Le taux de participation est un enjeu majeur de l'élection présidentielle en Iran

Le taux de participation est un enjeu majeur de l'élection présidentielle en Iran
  • Les récentes élections parlementaires en Iran ont enregistré une participation historiquement faible, comme l’a confirmé le gouvernement iranien lui-même
  • Sur la scène internationale, la poursuite de politiques conservatrices pourrait entraîner une isolation accrue de l'Iran

La prochaine élection présidentielle en Iran, prévue pour le 28 juin, suscite un vif intérêt tant au niveau national qu’international. L'un des aspects importants à surveiller lors de ce scrutin est le taux de participation.

En effet, le gouvernement iranien attache une grande importance à garantir un taux de participation élevé, et ce pour plusieurs raisons.
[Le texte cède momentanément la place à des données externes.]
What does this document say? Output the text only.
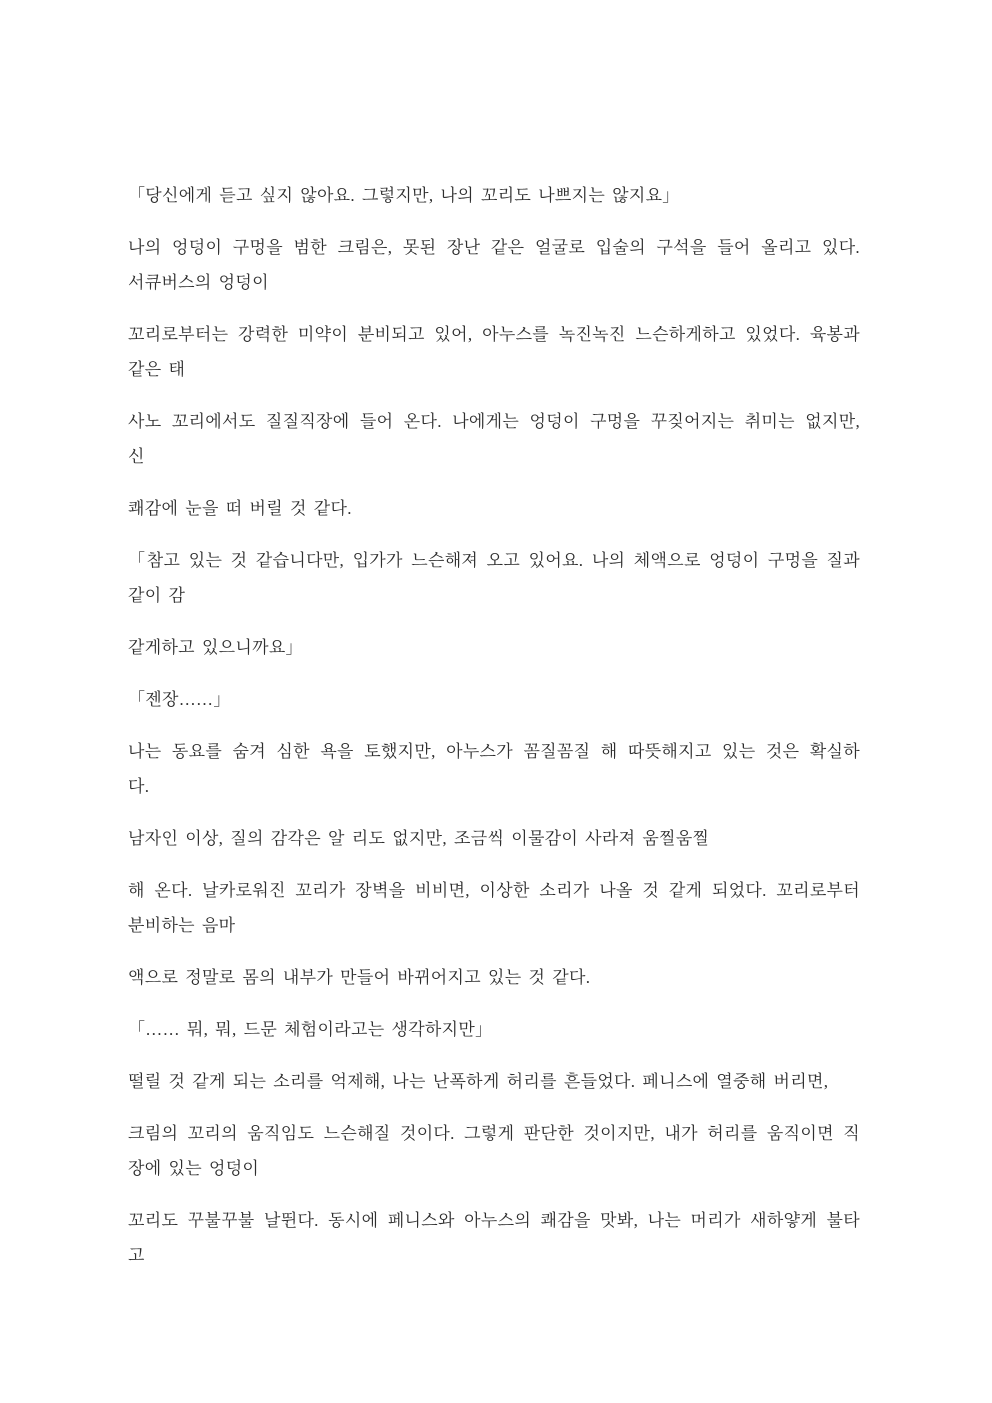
「당신에게 듣고 싶지 않아요. 그렇지만, 나의 꼬리도 나쁘지는 않지요」
나의 엉덩이 구멍을 범한 크림은, 못된 장난 같은 얼굴로 입술의 구석을 들어 올리고 있다.
서큐버스의 엉덩이
꼬리로부터는 강력한 미약이 분비되고 있어, 아누스를 녹진녹진 느슨하게하고 있었다. 육봉과
같은 태
사노 꼬리에서도 질질직장에 들어 온다. 나에게는 엉덩이 구멍을 꾸짖어지는 취미는 없지만,
신
쾌감에 눈을 떠 버릴 것 같다.
「참고 있는 것 같습니다만, 입가가 느슨해져 오고 있어요. 나의 체액으로 엉덩이 구멍을 질과
같이 감
같게하고 있으니까요」
「젠장……」
나는 동요를 숨겨 심한 욕을 토했지만, 아누스가 꼼질꼼질 해 따뜻해지고 있는 것은 확실하
다.
남자인 이상, 질의 감각은 알 리도 없지만, 조금씩 이물감이 사라져 움찔움찔
해 온다. 날카로워진 꼬리가 장벽을 비비면, 이상한 소리가 나올 것 같게 되었다. 꼬리로부터
분비하는 음마
액으로 정말로 몸의 내부가 만들어 바뀌어지고 있는 것 같다.
「…… 뭐, 뭐, 드문 체험이라고는 생각하지만」
떨릴 것 같게 되는 소리를 억제해, 나는 난폭하게 허리를 흔들었다. 페니스에 열중해 버리면,
크림의 꼬리의 움직임도 느슨해질 것이다. 그렇게 판단한 것이지만, 내가 허리를 움직이면 직
장에 있는 엉덩이
꼬리도 꾸불꾸불 날뛴다. 동시에 페니스와 아누스의 쾌감을 맛봐, 나는 머리가 새하얗게 불타
고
Tout d'abord, un taux de participation élevé serait interprété comme un soutien solide au gouvernement, démontrant qu'il bénéficie d’un large appui de la population. Cet aspect est crucial pour le gouvernement, qui cherche à renforcer sa légitimité et à consolider sa position tant à l'intérieur du pays que sur la scène internationale. En d'autres termes, la perception d'un plébiscite généralisé ne pourrait que renforcer la légitimité de ce gouvernement.

Deuxièmement, dans le contexte actuel de tensions régionales croissantes avec Israël et les États-Unis, les dirigeants iraniens pourraient tirer parti d'une forte participation au scrutin pour affirmer l’unité du peuple iranien et son soutien ferme à la politique du gouvernement face aux pressions extérieures.

Troisièmement, pour le gouvernement iranien, démontrer une unité nationale par le biais d'une forte participation électorale peut s’avérer crucial pour projeter une image de stabilité interne, en particulier face aux divers défis intérieurs.

Démontrer une unité nationale par le biais d'une forte participation électorale peut s’avérer crucial pour projeter une image de stabilité interne.

Majid Rafizadeh

Néanmoins, les récentes élections parlementaires en Iran ont enregistré une participation historiquement faible, comme l’a confirmé le gouvernement iranien lui-même. Cette tendance suscite des inquiétudes quant à la potentielle répétition de ce scénario lors de la prochaine élection présidentielle. Plusieurs facteurs contribuent à cette anticipation d'un faible engagement des électeurs.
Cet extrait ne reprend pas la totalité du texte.